At the 11th Global Pharmaceutical Quality Summit, the Drugs Controller General of India (DCGI) announced that the requirement for exporters to secure an NOC before sending drugs to major markets — including the US, UK, EU, Japan, Australia and Canada — will be discontinued. Under the updated system, exporters will only need to submit a notification and will receive an auto-generated acknowledgment from the regulator.
Industry experts welcomed the reform as a significant reduction in procedural delays that have long burdened Indian drug manufacturers and slowed shipment clearances. Previously, exporters had to apply for an annual NOC from the Central Drugs Standard Control Organisation (CDSCO), even when the importing country already had its own regulatory approval processes, a requirement that critics said often duplicated efforts and increased compliance costs.

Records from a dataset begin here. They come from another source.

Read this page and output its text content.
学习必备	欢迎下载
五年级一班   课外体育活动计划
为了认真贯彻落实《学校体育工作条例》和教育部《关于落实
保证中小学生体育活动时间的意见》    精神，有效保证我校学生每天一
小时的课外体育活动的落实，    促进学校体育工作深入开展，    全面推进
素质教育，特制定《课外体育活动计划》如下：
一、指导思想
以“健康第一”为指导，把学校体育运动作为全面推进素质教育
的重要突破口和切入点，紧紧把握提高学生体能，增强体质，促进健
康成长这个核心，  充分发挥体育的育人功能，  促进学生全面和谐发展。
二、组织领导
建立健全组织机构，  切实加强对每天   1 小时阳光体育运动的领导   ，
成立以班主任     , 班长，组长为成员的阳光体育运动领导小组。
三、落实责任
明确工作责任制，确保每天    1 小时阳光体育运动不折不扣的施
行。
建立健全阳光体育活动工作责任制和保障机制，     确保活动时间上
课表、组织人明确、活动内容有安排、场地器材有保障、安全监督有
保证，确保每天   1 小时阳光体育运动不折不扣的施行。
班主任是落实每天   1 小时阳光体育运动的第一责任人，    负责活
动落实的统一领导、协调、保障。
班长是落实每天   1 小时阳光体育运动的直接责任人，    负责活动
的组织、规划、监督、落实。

The easing of the NOC norm aligns with broader regulatory reforms aimed at improving ease of doing business for India’s pharmaceutical sector. Alongside this change, the regulator has already reduced review timelines for clinical research approvals and eliminated certain low-risk authorisation requirements — part of a wider shift toward risk-calibrated oversight that focuses regulatory resources on areas with higher public health implications.

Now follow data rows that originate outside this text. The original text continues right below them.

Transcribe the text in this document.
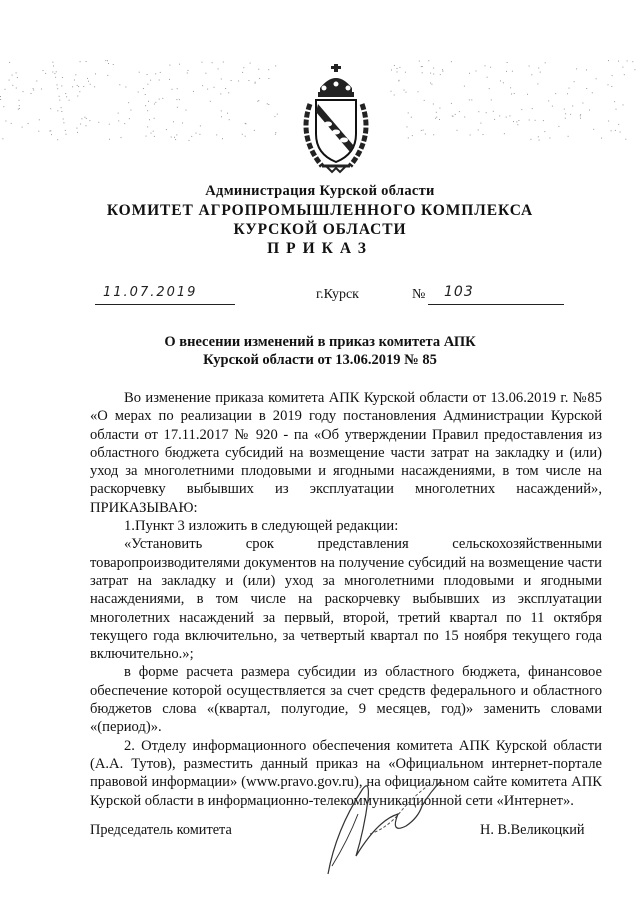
Администрация Курской области
КОМИТЕТ АГРОПРОМЫШЛЕННОГО КОМПЛЕКСА
КУРСКОЙ ОБЛАСТИ
ПРИКАЗ
11.07.2019	г.Курск	№ 103
О внесении изменений в приказ комитета АПК
Курской области от 13.06.2019 № 85

Во изменение приказа комитета АПК Курской области от 13.06.2019 г. №85 «О мерах по реализации в 2019 году постановления Администрации Курской области от 17.11.2017 № 920 - па «Об утверждении Правил предоставления из областного бюджета субсидий на возмещение части затрат на закладку и (или) уход за многолетними плодовыми и ягодными насаждениями, в том числе на раскорчевку выбывших из эксплуатации многолетних насаждений», ПРИКАЗЫВАЮ:

1.Пункт 3 изложить в следующей редакции:

«Установить срок представления сельскохозяйственными товаропроизводителями документов на получение субсидий на возмещение части затрат на закладку и (или) уход за многолетними плодовыми и ягодными насаждениями, в том числе на раскорчевку выбывших из эксплуатации многолетних насаждений за первый, второй, третий квартал по 11 октября текущего года включительно, за четвертый квартал по 15 ноября текущего года включительно.»;

в форме расчета размера субсидии из областного бюджета, финансовое обеспечение которой осуществляется за счет средств федерального и областного бюджетов слова «(квартал, полугодие, 9 месяцев, год)» заменить словами «(период)».

2. Отделу информационного обеспечения комитета АПК Курской области (А.А. Тутов), разместить данный приказ на «Официальном интернет-портале правовой информации» (www.pravo.gov.ru), на официальном сайте комитета АПК Курской области в информационно-телекоммуникационной сети «Интернет».

Председатель комитета	Н. В.Великоцкий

The reform also comes as India’s drug regulator intensifies quality enforcement across the industry, including upgraded compliance inspections and revised manufacturing standards, to enhance global confidence in Indian pharmaceutical exports.
Pharma exporters hope the removal of the export NOC requirement will cut administrative bottlenecks and reinforce India’s position as a leading global supplier of medicines, particularly in competitive markets with stringent regulatory norms.